Court Confession in Charlottetown
A Charlottetown man has admitted to sexually touching a teenage boy he was in an illegal relationship with, and to possessing hundreds of child sexual abuse images.
Dylan Kurt Macdonald, 30, entered guilty pleas in P.E.I. Supreme Court on Tuesday afternoon. The plea marks the first public disclosure of details surrounding the case, which has been under investigation for more than a year. To protect the victim’s identity, the court has withheld specific dates and locations of the offences.
Online Upload Sparks Investigation
Macdonald’s criminal activity came to police attention after he attempted to upload child sexual abuse material through Adobe’s online photo software.
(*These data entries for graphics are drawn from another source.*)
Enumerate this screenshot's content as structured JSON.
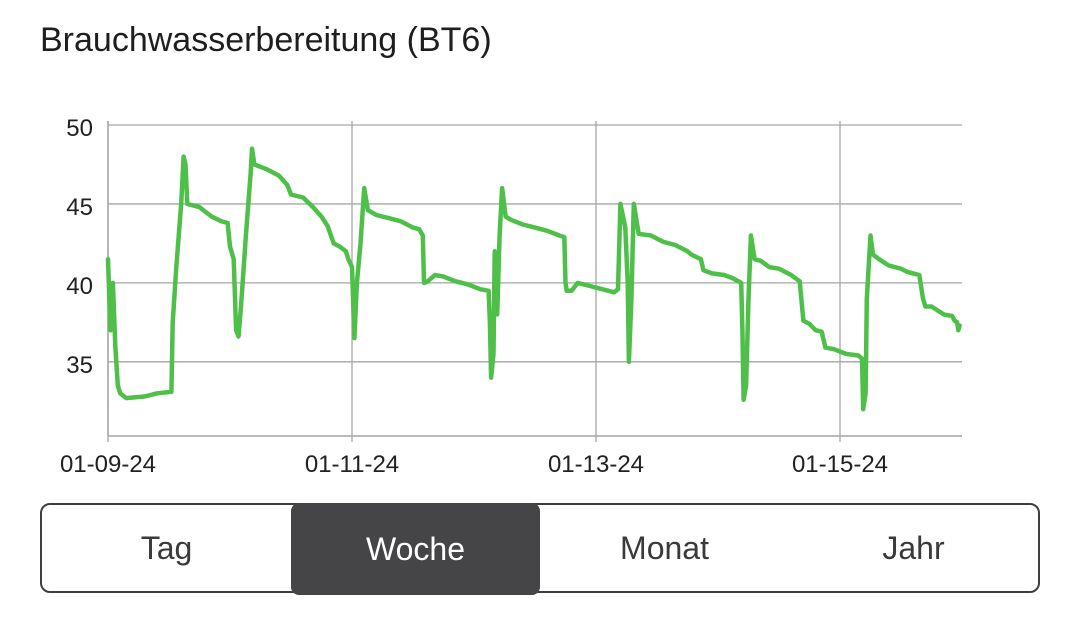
{
  "title": "Brauchwasserbereitung (BT6)",
  "tabs": [
    "Tag",
    "Woche",
    "Monat",
    "Jahr"
  ],
  "active_tab": "Woche",
  "colors": {
    "line": "#4ec04a",
    "grid": "#a6a6a6",
    "axis_text": "#212121",
    "active_tab_bg": "#454547"
  },
  "chart_data": {
    "type": "line",
    "title": "",
    "xlabel": "",
    "ylabel": "",
    "x_ticks": [
      "01-09-24",
      "01-11-24",
      "01-13-24",
      "01-15-24"
    ],
    "x_tick_days": [
      0,
      2,
      4,
      6
    ],
    "xlim": [
      0,
      7
    ],
    "y_ticks": [
      35,
      40,
      45,
      50
    ],
    "ylim": [
      30.3,
      50
    ],
    "grid": true,
    "legend": "none",
    "series": [
      {
        "name": "",
        "points": [
          [
            0.0,
            41.5
          ],
          [
            0.02,
            37.0
          ],
          [
            0.04,
            40.0
          ],
          [
            0.06,
            36.0
          ],
          [
            0.08,
            33.5
          ],
          [
            0.1,
            33.0
          ],
          [
            0.15,
            32.7
          ],
          [
            0.3,
            32.8
          ],
          [
            0.4,
            33.0
          ],
          [
            0.52,
            33.1
          ],
          [
            0.53,
            37.5
          ],
          [
            0.56,
            41.0
          ],
          [
            0.6,
            45.0
          ],
          [
            0.62,
            48.0
          ],
          [
            0.635,
            47.5
          ],
          [
            0.65,
            45.0
          ],
          [
            0.75,
            44.8
          ],
          [
            0.85,
            44.2
          ],
          [
            0.93,
            43.9
          ],
          [
            0.98,
            43.8
          ],
          [
            1.0,
            42.3
          ],
          [
            1.03,
            41.5
          ],
          [
            1.05,
            37.0
          ],
          [
            1.07,
            36.6
          ],
          [
            1.09,
            38.5
          ],
          [
            1.13,
            43.0
          ],
          [
            1.17,
            47.0
          ],
          [
            1.18,
            48.5
          ],
          [
            1.2,
            47.5
          ],
          [
            1.3,
            47.2
          ],
          [
            1.4,
            46.8
          ],
          [
            1.47,
            46.2
          ],
          [
            1.5,
            45.6
          ],
          [
            1.6,
            45.4
          ],
          [
            1.68,
            44.8
          ],
          [
            1.75,
            44.2
          ],
          [
            1.8,
            43.6
          ],
          [
            1.85,
            42.5
          ],
          [
            1.9,
            42.3
          ],
          [
            1.95,
            42.0
          ],
          [
            1.97,
            41.5
          ],
          [
            2.0,
            41.0
          ],
          [
            2.02,
            36.5
          ],
          [
            2.04,
            40.0
          ],
          [
            2.07,
            42.5
          ],
          [
            2.1,
            46.0
          ],
          [
            2.13,
            44.6
          ],
          [
            2.2,
            44.3
          ],
          [
            2.3,
            44.1
          ],
          [
            2.4,
            43.9
          ],
          [
            2.5,
            43.5
          ],
          [
            2.55,
            43.4
          ],
          [
            2.58,
            43.0
          ],
          [
            2.59,
            40.0
          ],
          [
            2.62,
            40.1
          ],
          [
            2.68,
            40.5
          ],
          [
            2.75,
            40.4
          ],
          [
            2.85,
            40.1
          ],
          [
            2.95,
            39.9
          ],
          [
            3.05,
            39.6
          ],
          [
            3.12,
            39.5
          ],
          [
            3.13,
            37.5
          ],
          [
            3.14,
            34.0
          ],
          [
            3.16,
            35.5
          ],
          [
            3.17,
            42.0
          ],
          [
            3.19,
            38.0
          ],
          [
            3.21,
            43.0
          ],
          [
            3.23,
            46.0
          ],
          [
            3.26,
            44.2
          ],
          [
            3.3,
            44.0
          ],
          [
            3.4,
            43.7
          ],
          [
            3.5,
            43.5
          ],
          [
            3.6,
            43.3
          ],
          [
            3.7,
            43.0
          ],
          [
            3.74,
            42.9
          ],
          [
            3.75,
            40.0
          ],
          [
            3.76,
            39.5
          ],
          [
            3.8,
            39.5
          ],
          [
            3.85,
            40.0
          ],
          [
            3.95,
            39.8
          ],
          [
            4.05,
            39.6
          ],
          [
            4.15,
            39.4
          ],
          [
            4.18,
            39.6
          ],
          [
            4.2,
            45.0
          ],
          [
            4.24,
            43.5
          ],
          [
            4.26,
            40.0
          ],
          [
            4.27,
            35.0
          ],
          [
            4.29,
            39.0
          ],
          [
            4.31,
            45.0
          ],
          [
            4.35,
            43.1
          ],
          [
            4.45,
            43.0
          ],
          [
            4.55,
            42.6
          ],
          [
            4.65,
            42.4
          ],
          [
            4.75,
            42.0
          ],
          [
            4.78,
            41.8
          ],
          [
            4.86,
            41.5
          ],
          [
            4.88,
            40.8
          ],
          [
            4.95,
            40.6
          ],
          [
            5.05,
            40.5
          ],
          [
            5.12,
            40.3
          ],
          [
            5.19,
            40.0
          ],
          [
            5.2,
            37.0
          ],
          [
            5.21,
            32.6
          ],
          [
            5.23,
            33.5
          ],
          [
            5.25,
            39.0
          ],
          [
            5.27,
            43.0
          ],
          [
            5.3,
            41.5
          ],
          [
            5.35,
            41.4
          ],
          [
            5.42,
            41.0
          ],
          [
            5.5,
            40.9
          ],
          [
            5.6,
            40.5
          ],
          [
            5.67,
            40.1
          ],
          [
            5.7,
            37.6
          ],
          [
            5.75,
            37.4
          ],
          [
            5.8,
            37.0
          ],
          [
            5.85,
            36.9
          ],
          [
            5.88,
            35.9
          ],
          [
            5.95,
            35.8
          ],
          [
            6.05,
            35.5
          ],
          [
            6.15,
            35.4
          ],
          [
            6.18,
            35.2
          ],
          [
            6.19,
            32.0
          ],
          [
            6.21,
            33.0
          ],
          [
            6.22,
            39.0
          ],
          [
            6.25,
            43.0
          ],
          [
            6.27,
            41.8
          ],
          [
            6.32,
            41.5
          ],
          [
            6.4,
            41.1
          ],
          [
            6.5,
            40.9
          ],
          [
            6.55,
            40.7
          ],
          [
            6.6,
            40.6
          ],
          [
            6.65,
            40.5
          ],
          [
            6.68,
            39.0
          ],
          [
            6.7,
            38.5
          ],
          [
            6.75,
            38.5
          ],
          [
            6.85,
            38.0
          ],
          [
            6.92,
            37.9
          ],
          [
            6.94,
            37.6
          ],
          [
            6.96,
            37.5
          ],
          [
            6.97,
            37.0
          ],
          [
            6.98,
            37.3
          ]
        ]
      }
    ]
  }
}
The suspicious files were automatically flagged to the P.E.I. RCMP’s Internet Child Exploitation Unit, triggering a deeper probe.
Following a search warrant executed in February, police seized his electronic devices—phones, laptops, tablets, and external drives—containing “hundreds of images of adolescent males with exposed genitals.” Officers also discovered a locked box with printed photos, including a yearbook image of a local teen, who was later identified as the victim.
Relationship Began at Local Camp
Investigators determined that Macdonald first met the victim years earlier at Oak Acres Camp, where Macdonald was a counsellor and the youth a camper.
The two reconnected later and developed a friendship that eventually turned romantic. According to the agreed statement of facts, the victim—then 15 years old—initiated the relationship believing it was consensual. Macdonald claimed he believed the teen was 16, the legal age of consent in Canada. However, his failure to confirm the youth’s actual age rendered the sexual contact illegal.
Evidence of Sexual Acts
Court documents describe that the pair visited a motel during the period when the victim was still underage. Macdonald took photographs of the teen engaging in sexual acts.
He admitted in court that he did not take reasonable steps to verify the victim’s age before initiating sexual contact. While the relationship continued briefly after the teen turned 16, it has since ended.
Breach of Court Conditions
After his initial arrest, Macdonald was released on several conditions, including no contact with minors, no internet access, and no communication with the victim.
In June 2025, he violated those orders by sending an audio message to the victim and later contacting him by phone while attending an addictions program. Police later found Macdonald in a vehicle with another youth under 16, along with a cellphone, glass pipe, unidentified drug, and a collapsible baton, all of which breached his release terms.
Awaiting Sentencing and Psychological Review
Macdonald has served a 110-day sentence for the breaches and has remained in custody since June. On Tuesday, the court granted him temporary release to visit a dying family member, with strict conditions requiring him to return to custody next week.
The case will return to court in early 2026 to schedule sentencing. Both the Crown and defence have requested that Macdonald undergo a sexual deviancy assessment before the final decision is made.
Public Safety and Legal Implications
The case highlights the growing role of digital monitoring in uncovering child exploitation and reinforces the responsibility of law enforcement to protect minors online.
It also raises broader questions about how Canadian courts manage offenders who breach release terms and how early detection of flagged internet activity can prevent further harm.